The controversies in each of these categories—taking life, making life and faking life—raise serious challenges for the Christian community. How should we respond as Christians? Two bioethicists who have explored that question in detail are John Kilner and C. Ben Mitchell. They offer a model for addressing bioethics from a Christian perspective that is God-centered, reality-bounded and love-impelled.
God-centered
Our radical dependence on God must be our primary point of reference (Matt. 22:37-40, Deut. 6:5, Lev. 19:18). Because of our fallen-ness, our human reasoning is inadequate. A God-centered model, however, acknowledges that inadequacy and recognizes that God is more than adequate for the task (Rom. 3:12, Ps. 14:3, Rom 8:7, Gal. 5:22-23, 1 Thess. 4:7-8, Rom. 12:2, Heb. 1:3, Col. 3:12-13, Luke 10:29-37, Ps. 16:7, Prov. 12:15)
Reality-bounded
To be realistic is to understand reality—the way things really are—and to live accordingly. Because God alone sees all of the reality that exists, we must put our trust in him and what he has revealed, both in creation and in Scripture. Indicators of God’s intentions serve as guides or principles for moral living. Past and present realities include that God is the author of all creation (Gen. 1:1, Ps 89), including humans who are made in the image of God (Gen. 9:6, Jas. 3:9) yet are fallen and sinful (Rom. 3:23). The most important future reality is that Christ will return (1 Thess. 4:13-5:11) and will restore all of creation (Rev. 21:1).

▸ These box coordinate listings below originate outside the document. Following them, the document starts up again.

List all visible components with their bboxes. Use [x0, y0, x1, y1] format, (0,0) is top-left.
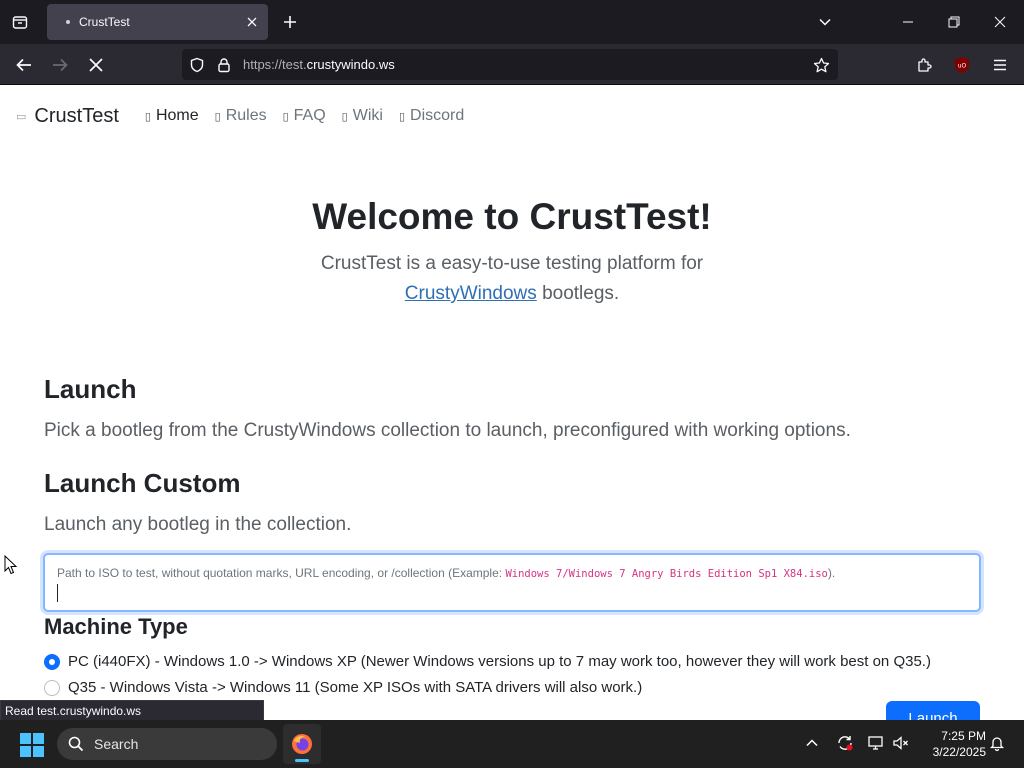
close-icon[interactable] [244, 14, 260, 30]
shield-icon[interactable] [188, 56, 206, 74]
nav-link-label: Discord [410, 107, 465, 124]
nav-link-label: Rules [225, 107, 267, 124]
svg-text:uO: uO [958, 63, 967, 70]
taskbar-clock[interactable]: 7:25 PM 3/22/2025 [916, 728, 986, 760]
tab-title: CrustTest [79, 15, 130, 29]
radio-label: PC (i440FX) - Windows 1.0 -> Windows XP … [68, 653, 931, 670]
radio-button[interactable] [44, 679, 60, 696]
iso-path-placeholder: Path to ISO to test, without quotation m… [57, 566, 835, 580]
tab-list-icon[interactable] [8, 10, 32, 34]
minimize-icon[interactable] [885, 0, 931, 44]
launch-button[interactable]: Launch [886, 701, 980, 720]
sync-icon[interactable] [836, 734, 854, 752]
browser-tab-bar: CrustTest [0, 0, 1024, 44]
web-page: ▭ CrustTest ▯ Home ▯ Rules ▯ FAQ ▯ Wiki … [0, 86, 1024, 720]
windows-taskbar: Search 7:25 PM 3/22/2025 [0, 720, 1024, 768]
rules-icon: ▯ [214, 110, 221, 123]
machine-option-q35[interactable]: Q35 - Windows Vista -> Windows 11 (Some … [44, 679, 642, 696]
hero-subtitle: CrustTest is a easy-to-use testing platf… [312, 249, 712, 309]
home-icon: ▯ [144, 110, 151, 123]
nav-link-wiki[interactable]: ▯ Wiki [342, 107, 383, 125]
ublock-icon[interactable]: uO [949, 52, 975, 78]
discord-icon: ▯ [398, 110, 406, 123]
brand-logo-icon: ▭ [16, 110, 27, 123]
placeholder-text: Path to ISO to test, without quotation m… [57, 566, 506, 580]
url-prefix: https://test. [243, 57, 307, 72]
nav-link-faq[interactable]: ▯ FAQ [283, 107, 326, 125]
nav-link-label: FAQ [293, 107, 326, 124]
hero-title: Welcome to CrustTest! [312, 196, 712, 237]
nav-link-rules[interactable]: ▯ Rules [215, 107, 267, 125]
firefox-taskbar-icon[interactable] [283, 724, 321, 764]
back-arrow-icon[interactable] [11, 52, 37, 78]
mouse-cursor-icon [4, 555, 18, 575]
taskbar-search[interactable]: Search [57, 728, 277, 760]
hero-subtitle-before: CrustTest is a easy-to-use testing platf… [320, 253, 704, 274]
notification-bell-icon[interactable] [988, 734, 1006, 752]
window-close-icon[interactable] [977, 0, 1023, 44]
stop-x-icon[interactable] [83, 52, 109, 78]
wiki-icon: ▯ [341, 110, 348, 123]
status-url-tooltip: Read test.crustywindo.ws [0, 700, 264, 721]
restore-icon[interactable] [931, 0, 977, 44]
browser-tab[interactable]: CrustTest [47, 4, 268, 40]
faq-icon: ▯ [282, 110, 289, 123]
iso-path-input[interactable]: Path to ISO to test, without quotation m… [43, 553, 981, 612]
radio-label: Q35 - Windows Vista -> Windows 11 (Some … [68, 679, 643, 696]
machine-option-pc[interactable]: PC (i440FX) - Windows 1.0 -> Windows XP … [44, 653, 931, 670]
network-icon[interactable] [867, 734, 885, 752]
plus-icon[interactable] [280, 12, 300, 32]
nav-link-label: Wiki [352, 107, 383, 124]
clock-time: 7:25 PM [941, 729, 986, 743]
browser-nav-bar: https://test.crustywindo.ws uO [0, 44, 1024, 85]
active-app-indicator [295, 759, 309, 762]
site-brand[interactable]: ▭ CrustTest [16, 105, 119, 128]
chevron-up-icon[interactable] [803, 734, 821, 752]
star-icon[interactable] [812, 56, 830, 74]
search-label: Search [94, 736, 139, 752]
placeholder-example: Windows 7/Windows 7 Angry Birds Edition … [505, 568, 828, 580]
lock-icon[interactable] [215, 56, 233, 74]
forward-arrow-icon[interactable] [47, 52, 73, 78]
text-caret [57, 584, 58, 602]
windows-start-icon[interactable] [20, 733, 44, 757]
clock-date: 3/22/2025 [932, 745, 986, 759]
tab-loading-dot [66, 20, 70, 24]
launch-description: Pick a bootleg from the CrustyWindows co… [44, 420, 851, 441]
url-text[interactable]: https://test.crustywindo.ws [243, 57, 395, 72]
chevron-down-icon[interactable] [815, 12, 835, 32]
machine-type-heading: Machine Type [44, 614, 188, 639]
site-navbar: ▭ CrustTest ▯ Home ▯ Rules ▯ FAQ ▯ Wiki … [16, 102, 480, 130]
nav-link-home[interactable]: ▯ Home [145, 107, 199, 125]
crustywindows-link[interactable]: CrustyWindows [405, 283, 537, 304]
launch-custom-heading: Launch Custom [44, 468, 241, 498]
nav-link-discord[interactable]: ▯ Discord [399, 107, 464, 125]
search-icon [67, 735, 85, 753]
volume-muted-icon[interactable] [892, 734, 910, 752]
puzzle-icon[interactable] [911, 52, 937, 78]
launch-custom-description: Launch any bootleg in the collection. [44, 514, 352, 535]
nav-link-label: Home [155, 107, 199, 124]
hero-subtitle-after: bootlegs. [542, 283, 620, 304]
brand-label: CrustTest [34, 104, 119, 127]
url-bar[interactable]: https://test.crustywindo.ws [182, 49, 838, 80]
hamburger-icon[interactable] [987, 52, 1013, 78]
radio-button-checked[interactable] [44, 653, 60, 670]
url-domain: crustywindo.ws [306, 57, 395, 72]
placeholder-end: ). [827, 566, 836, 580]
launch-heading: Launch [44, 374, 137, 404]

By reflecting on these realities we can gain a better understanding of the legitimate boundaries. We will gain a better grasp of the forms, freedoms, and limits of autonomy, control and technology.
Love-impelled
All of life is to be directed by love for God and love for your neighbor. We are to seek the greatest possible well-being of all persons within the bounds of reality as God has created and intended it. Love considers the consequences of our decisions (Rom. 13:8-9, Gal. 5:14, 1 Cor. 10:24, Matt. 22:34-40, John 13:34, John 15:12, 1 John 3:16-17) and the motives for our actions (1 Cor. 13:3, 2 Cor. 9:7). Jesus shows us what love looks like in the face of suffering, whether from infertility or from impending death, and calls us to live in the same way (Mark 16:18; Luke 16:19-31).
Note the hierarchy in the layers of this model. An action that is not God-centered will not be consistent with reality and actions that are not reality-bounded, particularly bounded by the realities of Scripture, will not be love-impelled. Furthermore, this model is unidirectional: Decisions must accord with the layers above it in order to be ethical and consistent with a Christian worldview.
Armed with these categories—taking life, making life, faking life—and this model—God-centered, reality-bounded and love-impelled—you’ll be able to inform yourself, educate others, and work toward bringing a Christian perspective to bear on issues of bioethics.
Note: Portions of this article were adapted from an essay I previously co-wrote with Matthew Eppinette, the executive director for The Center for Bioethics and Culture Network.